Собрался народ. Лушка бросила било и, взбежав на крыльцо, крикнула:
— Мужики… Бабы… — перед ней сотня глаз. Робость взяла. Но Лушка крикнула ещё громче — Мужики! Приискатели! Вы выбирали артельный комитет? Вы! Где же ваш комитет? Где? Я у Устина была, у Кузьмы, с хозяйкой сейчас говорила — никто не хочет помочь. Давайте приведём этих кровопивцев на сход — Устина, Кузьму, Ксюху с Ванюшкой. Учиним суд над ними. Доколе наших мужиков будут травить в тайге? Доколе мы будем терпеть измывки? Прямо сейчас пойдем, всем миром, притащим на сход притеснителей…

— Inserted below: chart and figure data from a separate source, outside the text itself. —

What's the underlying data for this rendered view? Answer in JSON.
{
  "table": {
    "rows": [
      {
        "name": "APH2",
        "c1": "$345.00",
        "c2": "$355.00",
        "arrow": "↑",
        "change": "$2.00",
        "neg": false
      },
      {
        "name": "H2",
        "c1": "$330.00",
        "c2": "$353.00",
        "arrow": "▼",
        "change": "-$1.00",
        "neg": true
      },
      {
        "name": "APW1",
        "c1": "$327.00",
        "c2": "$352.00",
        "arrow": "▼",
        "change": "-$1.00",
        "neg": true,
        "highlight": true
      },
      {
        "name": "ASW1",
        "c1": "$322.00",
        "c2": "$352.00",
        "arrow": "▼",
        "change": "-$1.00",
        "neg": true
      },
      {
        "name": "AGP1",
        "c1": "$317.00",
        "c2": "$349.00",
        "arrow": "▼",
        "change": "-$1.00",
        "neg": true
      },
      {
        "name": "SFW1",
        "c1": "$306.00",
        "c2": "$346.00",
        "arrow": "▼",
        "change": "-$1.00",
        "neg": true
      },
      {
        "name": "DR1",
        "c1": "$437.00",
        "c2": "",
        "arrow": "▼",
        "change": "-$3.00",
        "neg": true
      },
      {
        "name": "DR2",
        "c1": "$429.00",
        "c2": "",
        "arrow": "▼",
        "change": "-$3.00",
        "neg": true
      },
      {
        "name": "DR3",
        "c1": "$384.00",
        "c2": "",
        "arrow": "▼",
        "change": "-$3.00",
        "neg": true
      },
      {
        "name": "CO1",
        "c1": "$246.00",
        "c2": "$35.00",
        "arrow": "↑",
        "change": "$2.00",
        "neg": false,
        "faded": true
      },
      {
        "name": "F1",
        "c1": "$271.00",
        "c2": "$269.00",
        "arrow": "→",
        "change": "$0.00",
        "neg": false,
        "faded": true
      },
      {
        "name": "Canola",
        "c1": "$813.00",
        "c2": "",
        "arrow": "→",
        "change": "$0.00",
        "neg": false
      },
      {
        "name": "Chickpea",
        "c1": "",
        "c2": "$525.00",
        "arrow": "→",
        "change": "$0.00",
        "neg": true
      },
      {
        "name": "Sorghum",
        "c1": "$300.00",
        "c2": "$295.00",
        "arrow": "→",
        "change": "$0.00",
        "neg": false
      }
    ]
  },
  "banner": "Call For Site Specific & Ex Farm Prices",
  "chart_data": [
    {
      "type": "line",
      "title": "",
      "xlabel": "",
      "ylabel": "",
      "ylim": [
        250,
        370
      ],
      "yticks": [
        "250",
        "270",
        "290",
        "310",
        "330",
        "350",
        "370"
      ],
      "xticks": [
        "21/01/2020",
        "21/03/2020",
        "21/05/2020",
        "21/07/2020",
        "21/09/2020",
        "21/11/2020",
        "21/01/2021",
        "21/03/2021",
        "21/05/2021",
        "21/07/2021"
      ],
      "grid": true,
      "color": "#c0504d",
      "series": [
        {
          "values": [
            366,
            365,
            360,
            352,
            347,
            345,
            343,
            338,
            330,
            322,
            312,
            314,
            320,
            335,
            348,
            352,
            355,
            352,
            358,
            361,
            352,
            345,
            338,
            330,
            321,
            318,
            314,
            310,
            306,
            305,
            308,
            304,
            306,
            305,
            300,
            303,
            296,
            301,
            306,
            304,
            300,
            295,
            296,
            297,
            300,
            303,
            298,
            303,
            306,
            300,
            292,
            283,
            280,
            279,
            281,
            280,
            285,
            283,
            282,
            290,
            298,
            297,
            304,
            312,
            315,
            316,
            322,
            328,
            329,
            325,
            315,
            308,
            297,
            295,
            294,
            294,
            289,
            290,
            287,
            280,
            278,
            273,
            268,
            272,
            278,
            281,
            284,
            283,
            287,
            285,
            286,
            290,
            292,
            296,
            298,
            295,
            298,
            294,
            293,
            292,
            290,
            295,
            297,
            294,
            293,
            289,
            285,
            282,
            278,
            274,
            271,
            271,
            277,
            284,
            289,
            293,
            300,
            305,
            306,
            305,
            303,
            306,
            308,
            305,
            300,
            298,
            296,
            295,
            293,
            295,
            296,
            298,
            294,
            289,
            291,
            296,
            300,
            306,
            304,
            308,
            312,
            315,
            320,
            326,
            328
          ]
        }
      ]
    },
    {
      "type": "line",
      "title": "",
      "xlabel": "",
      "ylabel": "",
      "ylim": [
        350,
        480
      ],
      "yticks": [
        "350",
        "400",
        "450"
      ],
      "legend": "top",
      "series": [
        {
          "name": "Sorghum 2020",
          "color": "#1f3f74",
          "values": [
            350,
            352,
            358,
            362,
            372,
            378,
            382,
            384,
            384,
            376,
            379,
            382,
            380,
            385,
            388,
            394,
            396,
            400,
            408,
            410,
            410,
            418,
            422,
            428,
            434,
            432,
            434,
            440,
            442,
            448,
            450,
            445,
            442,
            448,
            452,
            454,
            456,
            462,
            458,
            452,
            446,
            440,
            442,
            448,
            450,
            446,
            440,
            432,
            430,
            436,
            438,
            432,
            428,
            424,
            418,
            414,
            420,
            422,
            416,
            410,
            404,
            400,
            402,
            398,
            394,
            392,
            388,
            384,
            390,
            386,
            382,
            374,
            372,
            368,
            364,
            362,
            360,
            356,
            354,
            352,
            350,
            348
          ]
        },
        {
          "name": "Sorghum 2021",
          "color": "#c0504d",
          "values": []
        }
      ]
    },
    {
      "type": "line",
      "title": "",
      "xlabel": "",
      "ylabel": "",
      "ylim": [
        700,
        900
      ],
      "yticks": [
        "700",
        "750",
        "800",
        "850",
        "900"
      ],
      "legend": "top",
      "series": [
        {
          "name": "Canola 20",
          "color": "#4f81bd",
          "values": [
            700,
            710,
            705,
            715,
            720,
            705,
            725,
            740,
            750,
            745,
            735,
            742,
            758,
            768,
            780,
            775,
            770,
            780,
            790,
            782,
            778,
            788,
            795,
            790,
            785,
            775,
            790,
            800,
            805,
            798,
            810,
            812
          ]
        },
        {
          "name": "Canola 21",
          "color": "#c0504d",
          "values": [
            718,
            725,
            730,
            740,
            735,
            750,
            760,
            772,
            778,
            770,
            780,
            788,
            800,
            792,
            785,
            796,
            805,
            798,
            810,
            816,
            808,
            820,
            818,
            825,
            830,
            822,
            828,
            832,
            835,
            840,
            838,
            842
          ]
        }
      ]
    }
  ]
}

Золотистая корона волос на голове делала Лушку выше, щёки её заливал яркий румянец, большие серые глаза полны решимости.
— Мужики! Неужто трусите? Я первая пойду, — и сбежала с крыльца.
— Стой! — Дядя Жура схватил её за лечи, тряхнул и приказал Тарасу: — Держи пока. Надо народу всё как есть обсказать.
— Пусти, пусти, — рвалась Лушка. — Трусы… — бросилась в толпу и застонала. Хотелось по-бабьи заплакать, но не было слез.
Народ шумел, но Лушка не могла разобрать, к чему этот шум: в осуждение её или в поддержку.
Дядя Жура не стал выходить на крыльцо: и так на голову выше всех. Крикнул зычно:
— Помолчите вы… дайте слово-то молвить…
Тишина наступила. Дядя Жура покряхтел, покрутил головой: непривычное дело быть вожаком, да некому больше. Рубанул кулаком в воздухе, прогоняя робость, и начал опять:
— Мужики… Ну и бабы, конешное дело, раз уж пришли, Лушка тут суд чинить звала. Учинить расправу не диво, а надо глядеть поперед. Посля-то што? Всем в тайгу подаваться? Не дело. Мы тут, которые… Г-м-м… — замолчал. Говорить ли народу, что эти дни он, Тарас, Кирюха, Арон несколько раз встречались и рядили между собой. Решил имен не называть, а просто — Которые тут остались на прииске, так решили промеж себя — правду надо искать. Не может быть, штоб на земле, ежели и верно свобода, нигде не было правды. Есть правда. Найти её и мужиков вызволить, да кой-кому ещё и по шеям накостылять за это самое самоуправство. Вот мы тут письмо написали, — пошарил за пазухой, вынул лист бумаги, сложенный четвертушкой. — Мы чаяли вас завтра собрать, но раз уж так получилось… Кто тут грамотный есть?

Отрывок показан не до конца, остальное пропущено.